Aziraphale wiped at his eyes with his free hand. He had never known that Crowley could speak so eloquently and beautifully. "Crowley…" he didn't have words to respond to what the demon had just said. To hear such beauty come from the lips of such a beautiful creature…

"I love you too, dearest." Aziraphale managed to choke out past the lump in his throat.
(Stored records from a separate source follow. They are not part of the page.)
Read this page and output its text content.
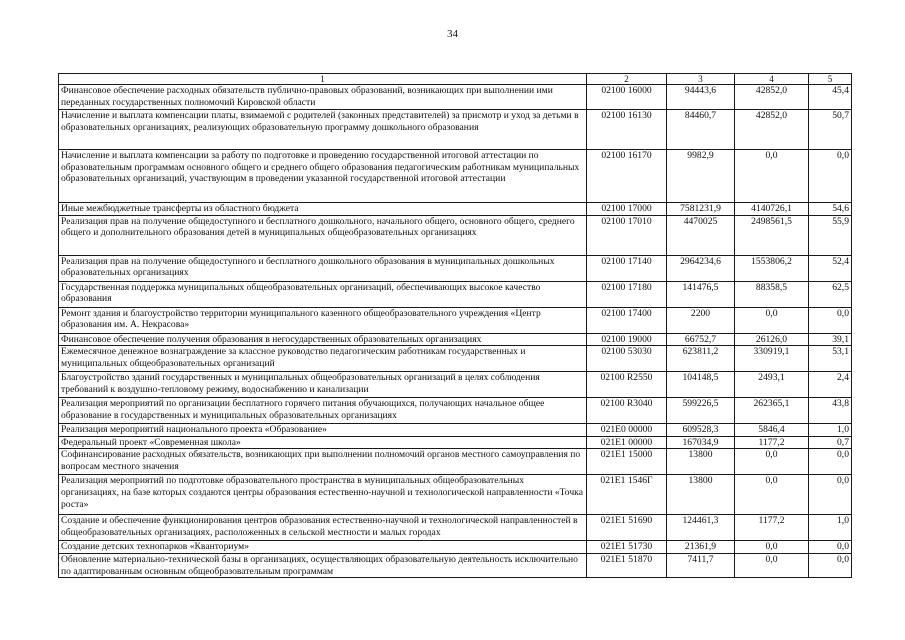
34
1	2	3	4	5
Финансовое обеспечение расходных обязательств публично-правовых образований, возникающих при выполнении ими переданных государственных полномочий Кировской области	02100 16000	94443,6	42852,0	45,4
Начисление и выплата компенсации платы, взимаемой с родителей (законных представителей) за присмотр и уход за детьми в образовательных организациях, реализующих образовательную программу дошкольного образования	02100 16130	84460,7	42852,0	50,7
Начисление и выплата компенсации за работу по подготовке и проведению государственной итоговой аттестации по образовательным программам основного общего и среднего общего образования педагогическим работникам муниципальных образовательных организаций, участвующим в проведении указанной государственной итоговой аттестации	02100 16170	9982,9	0,0	0,0
Иные межбюджетные трансферты из областного бюджета	02100 17000	7581231,9	4140726,1	54,6
Реализация прав на получение общедоступного и бесплатного дошкольного, начального общего, основного общего, среднего общего и дополнительного образования детей в муниципальных общеобразовательных организациях	02100 17010	4470025	2498561,5	55,9
Реализация прав на получение общедоступного и бесплатного дошкольного образования в муниципальных дошкольных образовательных организациях	02100 17140	2964234,6	1553806,2	52,4
Государственная поддержка муниципальных общеобразовательных организаций, обеспечивающих высокое качество образования	02100 17180	141476,5	88358,5	62,5
Ремонт здания и благоустройство территории муниципального казенного общеобразовательного учреждения «Центр образования им. А. Некрасова»	02100 17400	2200	0,0	0,0
Финансовое обеспечение получения образования в негосударственных образовательных организациях	02100 19000	66752,7	26126,0	39,1
Ежемесячное денежное вознаграждение за классное руководство педагогическим работникам государственных и муниципальных общеобразовательных организаций	02100 53030	623811,2	330919,1	53,1
Благоустройство зданий государственных и муниципальных общеобразовательных организаций в целях соблюдения требований к воздушно-тепловому режиму, водоснабжению и канализации	02100 R2550	104148,5	2493,1	2,4
Реализация мероприятий по организации бесплатного горячего питания обучающихся, получающих начальное общее образование в государственных и муниципальных образовательных организациях	02100 R3040	599226,5	262365,1	43,8
Реализация мероприятий национального проекта «Образование»	021E0 00000	609528,3	5846,4	1,0
Федеральный проект «Современная школа»	021E1 00000	167034,9	1177,2	0,7
Софинансирование расходных обязательств, возникающих при выполнении полномочий органов местного самоуправления по вопросам местного значения	021E1 15000	13800	0,0	0,0
Реализация мероприятий по подготовке образовательного пространства в муниципальных общеобразовательных организациях, на базе которых создаются центры образования естественно-научной и технологической направленности «Точка роста»	021E1 1546Г	13800	0,0	0,0
Создание и обеспечение функционирования центров образования естественно-научной и технологической направленностей в общеобразовательных организациях, расположенных в сельской местности и малых городах	021E1 51690	124461,3	1177,2	1,0
Создание детских технопарков «Кванториум»	021E1 51730	21361,9	0,0	0,0
Обновление материально-технической базы в организациях, осуществляющих образовательную деятельность исключительно по адаптированным основным общеобразовательным программам	021E1 51870	7411,7	0,0	0,0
Crowley gave a small smile. "I know, angel. Perhaps it would be easier for you if I were an angel, and maybe that's why neither of us have ever said we loved each other before. But I've always known. I can see it in how you look at me, how you make room for me to sit next to you when you read, how you always save the last bite for me no matter how delicious you find a dessert…"

"I don't love you in spite of you being a demon, Crowley. I love you because you're a demon. The fact that you care so much for everyone… I wouldn't find that to be special in an angel, or even a human. But you are technically supposed to be deceitful and hateful, and yet you are the most honest and loving being that I have ever had the good fortune to meet."

Aziraphale rolled over and sat up, pushing Crowley up so he was facing away from him. He carefully, gently bent down and kisses the spot where Crowley's left wing connected with his back, repeating the action for his right wing.

He turned Crowley around so they were facing each other. Crowley's eyes were closed, and Aziraphale bent forward and kissed each of his eyelids before tenderly kissing his forehead. He twined the fingers of his left hand with those of Crowley's right, letting his other hand rest lightly on the demon's knee.

Crowley, his eyes still closed, leaned forward and tucked his head in next to Aziraphale's, clinging to the back of the angel's coat with his free hand. He breathed in deeply.

"How did I get so lucky, to have someone like you love me so much?" Crowley muttered into Aziraphale's shoulder.

"I could ask the same thing, my love." Aziraphale responded, moving the hand on Crowley's knee to come to rest gently on his shoulder.

They sat like that, embracing underneath the twinkling stars, until the sun rose in the morning.